I know the whole indie-alt-classical vibe makes perfect sense to some people and makes other people’s gag reflex kick in. Regardless of your artistic opinion on the intersection of Xenakis with fauxhawks and fixies, however, wasn’t it a pretty easy scene merge? What if one of the new music super groups reached for a style that was a little further afield from what was already in the closet, something a bit more…goth rock perhaps?
I was thinking about this and the future of the performing arts in America while watching the interpretive dance portion of the video below. If these are not the most intense, eyeliner wearing, hair swirling cellists you have ever seen, well, then you probably move in more theatrical circles than I do.
Okay, okay, I’m not seriously suggesting concert music imitate the stylistic choices made above by Apocalyptica. I don’t think it, or any music really, benefits from that much licking. But what about the art of personal style and what it communicates about a performer? I feel like we’re not paying enough attention after so much practicing (coordinating shades of button down dress shirts doesn’t count!). Costuming is a powerful tool that it seems a shame to waste. I mean, for better and worse you probably know what The Pretty Reckless is all about before anyone makes a move. And even when you don’t know exactly what a dress says, it says something.

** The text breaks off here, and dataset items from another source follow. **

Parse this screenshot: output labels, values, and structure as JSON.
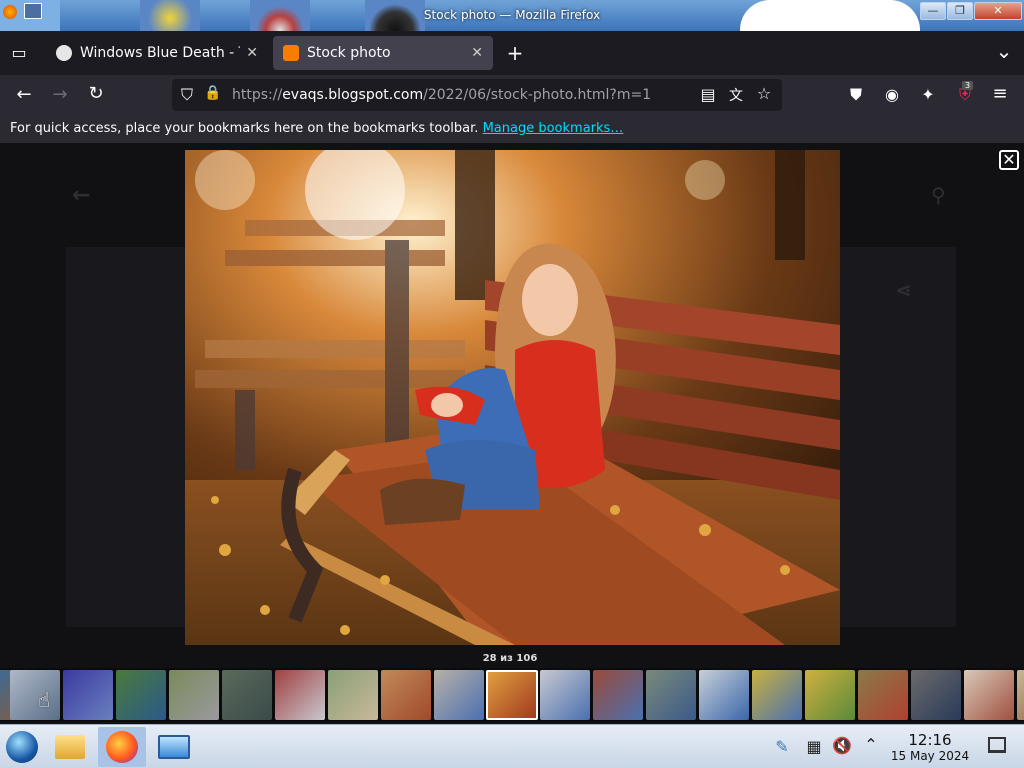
{
  "window": {
    "title": "Stock photo — Mozilla Firefox",
    "minimize_label": "—",
    "maximize_label": "❐",
    "close_label": "✕"
  },
  "tabs": [
    {
      "label": "Windows Blue Death - Te",
      "close": "✕",
      "active": false
    },
    {
      "label": "Stock photo",
      "close": "✕",
      "active": true
    }
  ],
  "toolbar": {
    "new_tab": "+",
    "tab_list": "⌄",
    "back": "←",
    "forward": "→",
    "reload": "↻"
  },
  "url": {
    "prefix": "https://",
    "host": "evaqs.blogspot.com",
    "path": "/2022/06/stock-photo.html?m=1"
  },
  "extensions_badge": "3",
  "bookmarks_bar": {
    "message": "For quick access, place your bookmarks here on the bookmarks toolbar.",
    "link": "Manage bookmarks…"
  },
  "lightbox": {
    "close": "✕",
    "counter": "28 из 106",
    "current_index": 28,
    "total": 106
  },
  "taskbar": {
    "time": "12:16",
    "date": "15 May 2024"
  },
  "colors": {
    "accent": "#00ddff",
    "tab_active": "#42414d",
    "toolbar": "#2b2a33"
  }
}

One of the more memorable new music shows I saw last year looked like it was outfitted by a team of Project Runway hopefuls. This was performance with visible cues that more concerts might benefit from. No need to steal a style, mind you, but don’t be afraid to invent your own. This is art, people. It’s supposed to be attractive.
William Osborne says
A new study shows that when women classical musicians dress according to professional norms their performances are judged more positively. Casual attire fell in the middle. “Nightclubbing†attire the lowest. Dress for the role and you are seen as fitting it. All very predictable. See:
http://www.guardian.co.uk/science/2010/sep/03/classicalmusicandopera
This also often affects women once they are in the work place, and especially in orchestras. In the professional orchestral world, a certain formality gains more respect – which for groups like women brass players is often not easy to come by.

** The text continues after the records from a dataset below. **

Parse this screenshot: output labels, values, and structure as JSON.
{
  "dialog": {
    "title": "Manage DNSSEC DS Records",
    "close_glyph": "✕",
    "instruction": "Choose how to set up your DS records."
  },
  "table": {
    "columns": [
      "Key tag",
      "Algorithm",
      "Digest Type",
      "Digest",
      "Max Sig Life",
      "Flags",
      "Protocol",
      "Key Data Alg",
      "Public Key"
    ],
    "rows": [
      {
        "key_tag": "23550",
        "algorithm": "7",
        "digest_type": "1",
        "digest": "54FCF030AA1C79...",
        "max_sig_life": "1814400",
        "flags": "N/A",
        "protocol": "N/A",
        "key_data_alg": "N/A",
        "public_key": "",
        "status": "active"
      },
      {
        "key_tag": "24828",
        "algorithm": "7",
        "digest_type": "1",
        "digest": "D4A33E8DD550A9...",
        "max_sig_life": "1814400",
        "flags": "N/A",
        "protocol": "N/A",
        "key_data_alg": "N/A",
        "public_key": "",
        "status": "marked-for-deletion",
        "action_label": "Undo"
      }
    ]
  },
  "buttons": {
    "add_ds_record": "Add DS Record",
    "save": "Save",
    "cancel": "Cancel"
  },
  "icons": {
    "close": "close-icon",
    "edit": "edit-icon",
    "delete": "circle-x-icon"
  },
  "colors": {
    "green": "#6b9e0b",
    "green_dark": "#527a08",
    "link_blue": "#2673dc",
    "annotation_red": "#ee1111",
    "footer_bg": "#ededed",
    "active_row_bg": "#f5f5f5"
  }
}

When my wife joined the Munich Phil in 1980 there were only a handful of women in the orchestra. One of the older men would stand at the stage entrance before concerts and inspect their gowns to make sure they weren’t showing too much flesh – or at least that is what he claimed. Orchestras can be bit backward.
Orchestra musicians wear tails because that is the clothing of the domestic servants (butlers) with whom they were once categorized in European courts. Is there any point in updating our attire if we continue to play the same old orchestral music and the quasi feudalistic social structures it still embodies? Without the patrician rituals of the concert hall, even Joshua Bell is a nobody. See:
http://www.washingtonpost.com/wp-dyn/content/article/2007/04/04/AR2007040401721.html
Will dressing differently change the music we create and want to play? Or will we begin to dress differently when we have a new repertoire that suggests new forms of attire?
All that said, I’m not sure the women in the video are a useful model. Most good classical musicians are middle-aged and often a bit pasty and plump. I’m not sure anyone wants to see them in the underwear and fishnet stockings licking their colleague on the next stand. On the other hand, it would probably bring a new public to the New York Phil.